En efecto, las necesidades de las hijas comunes han de ser entendidas en los términos del artículo 142 del Código Civil, a cuyo tenor:

"Se entiende por alimentos todo lo que es indispensable para el sustento, habitación, vestido y asistencia médica.

Los alimentos comprenden también la educación e instrucción del alimentista mientras sea menor de edad y aún después, cuando no haya terminado su formación por causa que no le sea imputable.

Entre los alimentos se incluirán los gastos de embarazo y parto, en cuanto no estén cubiertos de otro modo."

Conforme a dicho precepto, las necesidades de Purificacion y Regina no resultan por ningún motivo superiores a las de cualquier persona de sus mismas edades, en estado de sanidad, de donde partimos de las generales corrientes, cuando los gastos más elevados en que suele incurrirse para los hijos son los educativos, los que en este caso son módicos al venir escolarizadas las menores en centro de enseñanza pública, con la consiguiente moderación del coste, si bien consideramos los imputables a comedor escolar, uniformidad y otras ropas de colegio y deportivas, libros y material escolar, excursiones y salidas que se proyecten por el centro...etc.

El concepto de alimentos no se agota en dicha formación, sino que es más amplio, pues habrán de computarse los gastos precisos para alimentación en el aspecto meramente nutricional, vestido, calzado, higiene, ocio, médico y medicinas corrientes, en lo que no constituya extraordinario y no venga cubierto por el sistema sanitario público de la Seguridad Social, así como alojamiento, en el que se engloban los de suministros y demás de mantenimiento de la vivienda que se ocupe, si bien estos en promedio y a prorrata, en función del número de moradores, pues en los mismos participa igualmente la madre.

Llegado este punto no puede dejar de mencionarse que en este caso la aportación paterna no se limita a lo meramente económico, puesto que lo hace igualmente con la vivienda en la que se da cobertura a la básica necesidad por hijas y madre, como custodio, en cuya titularidad esta no participa en absoluto.

Es modulada la contribución fijada en la instancia a todas las vistas necesidades, entendidas conforme definición que de las mismas nos ofrece el Código, en función del nivel de vida de la concreta familia que nos ocupa, no elevada en este caso.

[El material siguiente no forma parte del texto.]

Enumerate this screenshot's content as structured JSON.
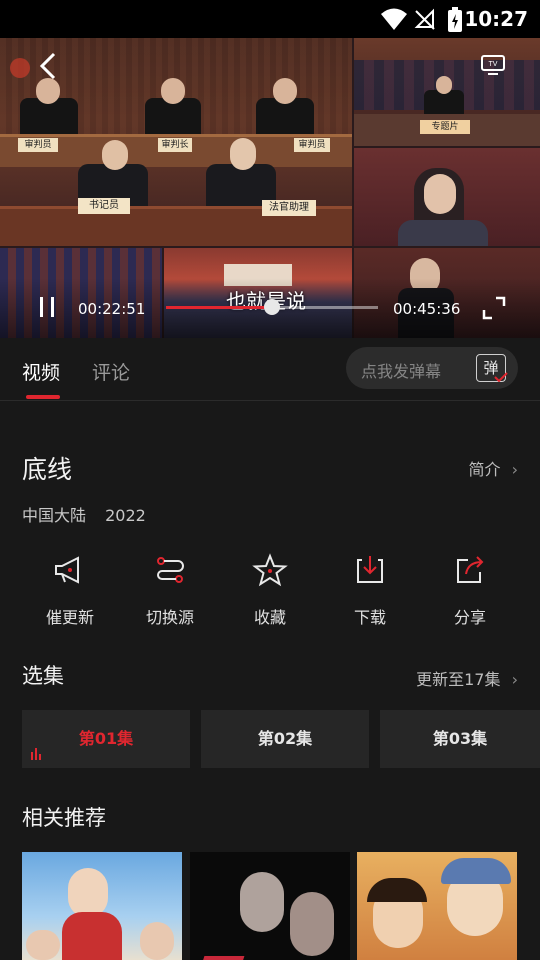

La capacidad económica del no custodio, su caudal y medios, han sido correctamente evaluados por el Juez de origen, a la vista de sus recibos de nómina o salario (documentos obrantes a los folios 22 a 28 de las actuaciones, a los que nos remitimos y damos por reproducidos en aras a la brevedad), en los que, por cierto, se contemplan en las más elevadas horas extras y días festivos, cuya realización no depende en exclusiva de la voluntad del operario, sino de las necesidades productivas y facultades directivas y de organización de la empresa a la que preste sus servicios.

Con dichos emolumentos no solo habrá de abonar las pensiones que nos ocupan, sino también atender con igual suficiencia y dignidad el propio sustento.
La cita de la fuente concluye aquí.